Typical wisdom is 1.5x index size, plus a little fudge depending on fill factor and how full your current index pages are (in most cases I would expect it to be slightly less than 1.5x). But I would definitely not cut it close. If you don't have 150GB free on your drive, I would find a way to do it elsewhere. I don't know if WITH DROP_EXISTING
will help here, somehow I don't think so.
If you are talking about the file system space and releasing it back to the Operating System, then you will have to manually do this operation.
First find out how much free space you have in each file:
use YourDatabase;
go
;with file_cte as
(
select
name,
physical_name,
size_mb =
convert(decimal(11, 2), size * 8.0 / 1024),
space_used_mb =
convert(decimal(11, 2), fileproperty(name, 'spaceused') * 8.0 / 1024)
from sys.database_files
)
select
name,
physical_name,
size_mb,
space_used_mb,
free_space_mb = size_mb - space_used_mb,
space_used_percent =
convert(decimal(5, 2), space_used_mb / size_mb * 100)
from file_cte;
Then if you are absolutely sure that you need to shrink a database file, you can use DBCC SHRINKFILE().

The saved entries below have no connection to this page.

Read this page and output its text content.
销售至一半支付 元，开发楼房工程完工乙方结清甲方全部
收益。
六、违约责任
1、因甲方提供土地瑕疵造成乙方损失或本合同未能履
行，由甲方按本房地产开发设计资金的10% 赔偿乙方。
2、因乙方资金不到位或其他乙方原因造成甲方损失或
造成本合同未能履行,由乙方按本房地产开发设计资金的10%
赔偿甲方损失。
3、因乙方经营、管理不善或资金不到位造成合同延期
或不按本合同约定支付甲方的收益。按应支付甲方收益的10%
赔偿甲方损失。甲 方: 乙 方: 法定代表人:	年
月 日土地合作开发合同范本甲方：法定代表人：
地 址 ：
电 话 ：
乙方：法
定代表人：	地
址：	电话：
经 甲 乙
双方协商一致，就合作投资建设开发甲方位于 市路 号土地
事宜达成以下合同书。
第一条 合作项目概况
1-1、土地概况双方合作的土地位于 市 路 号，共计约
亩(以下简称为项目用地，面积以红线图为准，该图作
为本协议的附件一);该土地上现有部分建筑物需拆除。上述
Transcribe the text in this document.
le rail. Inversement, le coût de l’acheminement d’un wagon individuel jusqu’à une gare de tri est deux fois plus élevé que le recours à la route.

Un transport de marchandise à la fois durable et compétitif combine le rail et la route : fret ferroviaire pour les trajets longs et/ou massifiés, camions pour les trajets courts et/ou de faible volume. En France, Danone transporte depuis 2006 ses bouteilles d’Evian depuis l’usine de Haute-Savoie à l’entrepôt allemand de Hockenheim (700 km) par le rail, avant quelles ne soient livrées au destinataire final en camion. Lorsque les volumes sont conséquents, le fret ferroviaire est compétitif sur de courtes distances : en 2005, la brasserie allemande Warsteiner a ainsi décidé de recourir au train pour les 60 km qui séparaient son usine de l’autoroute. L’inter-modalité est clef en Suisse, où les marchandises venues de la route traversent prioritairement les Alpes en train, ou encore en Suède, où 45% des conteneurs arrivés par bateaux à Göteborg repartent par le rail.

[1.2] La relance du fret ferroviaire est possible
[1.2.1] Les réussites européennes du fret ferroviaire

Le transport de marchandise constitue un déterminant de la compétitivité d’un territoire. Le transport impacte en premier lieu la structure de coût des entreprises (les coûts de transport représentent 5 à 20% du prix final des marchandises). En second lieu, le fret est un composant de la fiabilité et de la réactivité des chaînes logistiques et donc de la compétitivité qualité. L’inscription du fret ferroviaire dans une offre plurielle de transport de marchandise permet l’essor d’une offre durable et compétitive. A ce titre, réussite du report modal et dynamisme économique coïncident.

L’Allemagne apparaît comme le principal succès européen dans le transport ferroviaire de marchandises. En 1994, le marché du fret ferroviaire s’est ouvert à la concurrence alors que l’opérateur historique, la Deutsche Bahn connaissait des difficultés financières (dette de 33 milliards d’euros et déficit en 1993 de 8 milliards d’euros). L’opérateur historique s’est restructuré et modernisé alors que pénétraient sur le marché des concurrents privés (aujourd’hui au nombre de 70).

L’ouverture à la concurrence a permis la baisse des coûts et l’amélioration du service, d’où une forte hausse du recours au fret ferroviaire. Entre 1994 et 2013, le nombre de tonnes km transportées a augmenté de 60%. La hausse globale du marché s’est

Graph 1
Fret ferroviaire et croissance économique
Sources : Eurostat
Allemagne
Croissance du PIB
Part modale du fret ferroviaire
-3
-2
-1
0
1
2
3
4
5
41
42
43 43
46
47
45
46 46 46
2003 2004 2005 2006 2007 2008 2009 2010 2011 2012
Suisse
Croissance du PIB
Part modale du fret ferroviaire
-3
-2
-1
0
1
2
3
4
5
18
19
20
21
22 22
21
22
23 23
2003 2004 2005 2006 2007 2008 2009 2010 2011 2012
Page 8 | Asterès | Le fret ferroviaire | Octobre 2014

To shrink your file, an example would be like this:
dbcc shrinkfile(YourDataFileName, <target_size_mb>);
But... only shrink your database files if you absolutely must. If your files are going to re-consume that same space in the future, it doesn't make sense to shrink your files. A necessary read is Why you should not shrink your data files by Paul Randal.
Best Answer
The reason is that index rebuild means creating a new index under covers and then dropping the old index. I.e., while the operation is running you need twice the amount of storage available. If that isn't doable for you, you have basically two options:
Do it yourself in the opposite order: Drop first and then create.
Or do REORGANIZE instead of REBUILD.